Implementations MAY allow this value to be configurable.

Client implementations MAY issue a LIST DONTSEND at times other than their
regular polling time.  For example, implementations might choose to
issue a LIST DONTSEND after receiving a 437 code in response to an
IHAVE/SENDME transaction.

Client implementations MUST treat the restrictions requested by a
response to LIST DONTSEND as valid only for the duration of the NNTP
session in which they were learned.  In addition, clients MUST treat
those restrictions as valid only until another LIST DONTSEND is issued
and successfully responded to, and servers MUST return the entire list
of desired restrictions in response to each LIST DONTSEND.  In other
words, the restrictions learned from the response to one LIST DONTSEND
are entirely replaced by those learned from the response to the next
LIST DONTSEND.

The MAXARTSIZE and MINARTSIZE keywords should not be relied upon to
precisely control news flow, since sites may modify articles in
transit and thereby change their size.  Similarly, the MAXHOPS keyword
should not be relied upon to precisely control news flow, since the
number of sites in the Path: header may not accurately reflect the
number of hops the article has traversed.

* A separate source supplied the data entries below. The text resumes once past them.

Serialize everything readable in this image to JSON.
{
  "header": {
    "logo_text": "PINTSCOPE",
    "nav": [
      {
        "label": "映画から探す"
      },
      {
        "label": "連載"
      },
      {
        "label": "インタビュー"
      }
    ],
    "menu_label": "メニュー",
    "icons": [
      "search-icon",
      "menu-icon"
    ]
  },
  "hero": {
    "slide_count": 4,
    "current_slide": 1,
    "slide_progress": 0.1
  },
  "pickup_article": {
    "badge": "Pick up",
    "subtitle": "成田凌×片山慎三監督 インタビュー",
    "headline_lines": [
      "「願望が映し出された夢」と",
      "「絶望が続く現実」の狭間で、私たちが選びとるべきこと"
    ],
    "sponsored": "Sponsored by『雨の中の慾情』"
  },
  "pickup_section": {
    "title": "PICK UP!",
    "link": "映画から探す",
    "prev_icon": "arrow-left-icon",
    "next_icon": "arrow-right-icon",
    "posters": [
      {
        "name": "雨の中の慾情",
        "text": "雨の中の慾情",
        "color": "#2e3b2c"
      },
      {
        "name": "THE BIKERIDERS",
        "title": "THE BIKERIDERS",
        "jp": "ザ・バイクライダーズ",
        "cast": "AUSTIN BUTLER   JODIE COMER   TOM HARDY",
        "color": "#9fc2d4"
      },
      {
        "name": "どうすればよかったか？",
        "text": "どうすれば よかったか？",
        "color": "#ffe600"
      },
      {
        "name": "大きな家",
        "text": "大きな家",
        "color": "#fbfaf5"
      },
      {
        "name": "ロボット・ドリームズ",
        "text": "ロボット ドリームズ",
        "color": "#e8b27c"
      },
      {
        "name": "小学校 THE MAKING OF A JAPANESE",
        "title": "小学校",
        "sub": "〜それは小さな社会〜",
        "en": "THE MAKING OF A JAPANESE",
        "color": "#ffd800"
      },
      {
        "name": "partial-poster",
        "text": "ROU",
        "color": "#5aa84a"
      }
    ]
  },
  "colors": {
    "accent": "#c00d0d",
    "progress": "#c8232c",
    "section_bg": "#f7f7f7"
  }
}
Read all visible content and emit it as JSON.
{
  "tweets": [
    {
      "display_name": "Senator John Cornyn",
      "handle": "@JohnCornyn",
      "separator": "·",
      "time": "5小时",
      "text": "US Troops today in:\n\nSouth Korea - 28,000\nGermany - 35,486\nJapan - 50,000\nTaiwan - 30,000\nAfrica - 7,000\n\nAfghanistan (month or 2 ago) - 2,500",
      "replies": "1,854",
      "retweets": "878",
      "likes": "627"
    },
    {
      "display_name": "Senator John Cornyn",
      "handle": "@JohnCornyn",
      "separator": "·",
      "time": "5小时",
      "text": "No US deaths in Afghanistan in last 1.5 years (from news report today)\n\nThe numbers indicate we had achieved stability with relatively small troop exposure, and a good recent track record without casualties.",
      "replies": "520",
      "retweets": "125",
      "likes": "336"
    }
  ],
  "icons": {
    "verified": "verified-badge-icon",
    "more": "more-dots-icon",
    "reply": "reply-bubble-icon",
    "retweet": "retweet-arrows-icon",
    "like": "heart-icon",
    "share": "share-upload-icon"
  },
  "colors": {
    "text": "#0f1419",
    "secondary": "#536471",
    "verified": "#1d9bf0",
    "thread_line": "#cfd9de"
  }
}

  INTERNET-DRAFT      An NNTP Extension for Dynamic Feed Adjustment

9.  Example session

A: <connects to B>
B: <NNTP greeting>
A: LIST EXTENSIONS
B: 215 Extensions supported by server:
   LIST DONTSEND
   .
A: LIST DONTSEND
B: 230 Criteria list follows:
   GROUP clari.*,alt.*
   GROUP misc.test,misc.jobs.*
   DIST clari
   PATHHOST cyberspam
   MAXARTSIZE 100000
   MAXGROUPS 8
   .

10. Security Considerations

The extension defined in this document allows the set of articles to
be sent from one peer to another to be decreased but not increased.
Therefore it cannot be used to cause leakage of articles to a site
that would otherwise not receive them.  A denial of service attack
is possible if an attacker exploits existing weaknesses in the
TCP/IP protocol suite to send unauthorized DONTSEND commands.

11.  References

[RFC977], Kantor, B., Lapsley, P.,  Network News Transfer Protocol,
Request for Comments (RFC) 977, February 1986.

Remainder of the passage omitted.